Soundness: The defence set of an admissible dispute tree is admissible.

(Strong form of) Completeness: For any initial argument ‘a’ whose support set is contained in an admissible set A of assumptions, there exists a dispute tree for ‘a’ whose defence set A’ is contained in A.

Any dispute tree that has no infinitely long branches is an admissible dispute tree.

5.3, A framework is stratified iff there exists no infinite sequence of arguments ‘a1’, …, ‘an’, …, where for every n >= 1, ‘an+1’ attacks ‘an’.

6, Concrete dispute trees

6.1, Given a selection function, a concrete dispute tree for a sentence ‘alpha’ is a (possibly infinite) tree T such that…

6.2, A concrete dispute tree T for a sentence ‘alpha’ is admissible iff no culprit of an opponent belongs to the defence set of T.

“… our proof procedures generalise negation as failure in logic programming…”

Patient selection functions: Always choose non-assumption sentences in preference to assumptions… they wait until a complete argument has been constructed before beginning to attack it.

For every admissible concrete dispute tree constructed by means of a patient selection function, there exists a corresponding admissible abstract dispute tree with the same defence set. Conversely as well…

6.3, A framework is acyclic if there is a well-ordering of all sentences in the language of the framework such that, whenever a sentence belongs to the premise of an inference rule, then the sentence is lower in the ordering than the conclusion of the inference rule.

7, Dispute derivations

Dispute derivations are to dispute trees what backward arguments are to proof trees…

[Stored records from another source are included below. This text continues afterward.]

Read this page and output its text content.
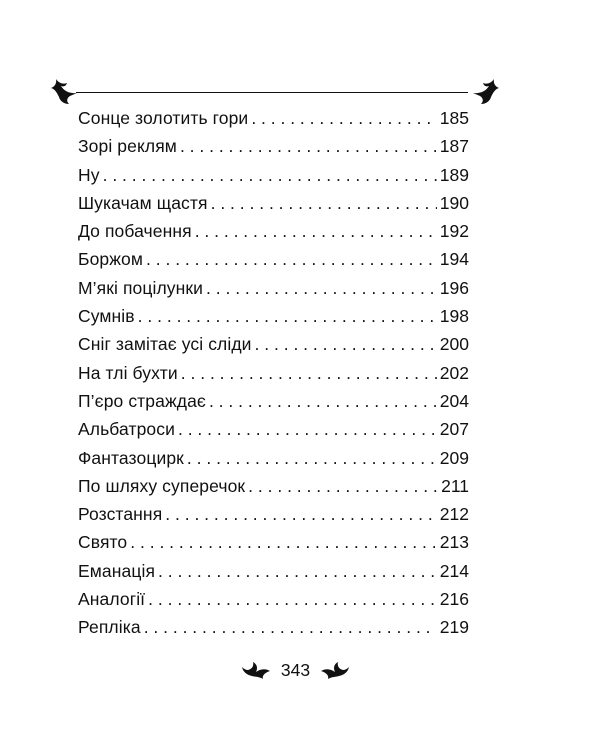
Сонце золотить гори . . .	185
Зорі реклям . . .	187
Ну . . .	189
Шукачам щастя . . .	190
До побачення . . .	192
Боржом . . .	194
М’які поцілунки . . .	196
Сумнів . . .	198
Сніг замітає усі сліди . . .	200
На тлі бухти . . .	202
П’єро страждає . . .	204
Альбатроси . . .	207
Фантазоцирк . . .	209
По шляху суперечок . . .	211
Розстання . . .	212
Свято . . .	213
Еманація . . .	214
Аналогії . . .	216
Репліка . . .	219
343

… Different selections give rise to different derivations, but do not affect completeness, because they simply represent different ways of generating the same dispute tree.

The frontier of a dispute tree is a set of proponent and opponent nodes labelled by multi-sets of sentences, representing steps of potential arguments. A dispute derivation represents the current state of this frontier, together with the set of defence assumptions Ai and culprits Ci generated so far, as a quadruple: [Pi, Oi, Ai, Ci]. The sets Ai and Ci are used to filter arguments…

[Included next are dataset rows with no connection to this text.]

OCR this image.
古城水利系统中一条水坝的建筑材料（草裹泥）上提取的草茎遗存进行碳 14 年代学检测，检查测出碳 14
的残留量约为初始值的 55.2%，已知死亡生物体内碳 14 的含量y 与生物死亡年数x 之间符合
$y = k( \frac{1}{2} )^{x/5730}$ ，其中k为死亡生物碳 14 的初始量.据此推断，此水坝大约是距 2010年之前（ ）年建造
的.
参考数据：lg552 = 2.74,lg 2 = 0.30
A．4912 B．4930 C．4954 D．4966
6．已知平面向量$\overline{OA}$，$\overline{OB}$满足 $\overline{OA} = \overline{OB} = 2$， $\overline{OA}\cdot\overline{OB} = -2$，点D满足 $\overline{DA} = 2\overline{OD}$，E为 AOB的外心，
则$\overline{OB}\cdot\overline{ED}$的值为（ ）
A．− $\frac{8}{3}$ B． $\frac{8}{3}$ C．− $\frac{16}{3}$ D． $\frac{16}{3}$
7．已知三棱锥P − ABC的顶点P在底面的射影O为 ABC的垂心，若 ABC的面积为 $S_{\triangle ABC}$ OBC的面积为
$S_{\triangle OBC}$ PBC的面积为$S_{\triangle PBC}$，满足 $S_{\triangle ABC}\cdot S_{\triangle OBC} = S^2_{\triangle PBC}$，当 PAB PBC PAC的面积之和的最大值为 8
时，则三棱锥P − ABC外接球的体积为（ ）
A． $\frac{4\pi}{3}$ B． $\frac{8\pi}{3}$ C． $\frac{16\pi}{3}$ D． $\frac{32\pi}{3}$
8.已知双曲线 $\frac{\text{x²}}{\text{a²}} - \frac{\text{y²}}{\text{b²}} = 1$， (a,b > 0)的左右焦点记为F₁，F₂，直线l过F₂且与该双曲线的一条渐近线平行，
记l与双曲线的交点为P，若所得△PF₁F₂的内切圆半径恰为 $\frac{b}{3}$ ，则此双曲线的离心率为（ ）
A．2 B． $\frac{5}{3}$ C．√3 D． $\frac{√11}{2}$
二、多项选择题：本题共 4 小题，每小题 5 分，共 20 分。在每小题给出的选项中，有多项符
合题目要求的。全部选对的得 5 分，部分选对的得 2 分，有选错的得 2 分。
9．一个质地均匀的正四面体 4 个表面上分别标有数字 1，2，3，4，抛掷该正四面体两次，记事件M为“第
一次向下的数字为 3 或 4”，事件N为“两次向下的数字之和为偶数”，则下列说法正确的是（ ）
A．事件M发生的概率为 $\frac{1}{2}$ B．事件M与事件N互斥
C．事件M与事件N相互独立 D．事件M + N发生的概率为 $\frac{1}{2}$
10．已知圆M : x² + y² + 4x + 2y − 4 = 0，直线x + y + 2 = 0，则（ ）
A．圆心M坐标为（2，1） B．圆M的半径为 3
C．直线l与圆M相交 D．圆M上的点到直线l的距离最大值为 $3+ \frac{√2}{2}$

7.1, Given a selection function, a dispute derivation of a defence set A for a sentence ‘alpha’ is a finite sequence of quadruples [P0, O0, A0, C0], …, [Pi, Oi, Ai, Ci], …, [Pn, On, An, Cn] where…”

For every dispute tree derivation of a defence set A for a sentence ‘alpha’, the defence set is admissible, and there exists some A’ (that is a subset of A) that supports an argument for ‘alpha’.

8, Algorithmic issues

9, Related Work
Our assumption-based approach has the following features, which distinguish it from all the abstract approaches:
- tight arguments are generated by reasoning backwards from conclusions to assumptions,
- partially constructed, potential arguments can be attacked before they are completed,
- the same counter-argument can be used to attack different arguments sharing the same assumption.

10, Conclusion

1 comment:

adil said...

As stated in 'Computing Ideal Sceptical Argumentation', these derivations are not complete in general.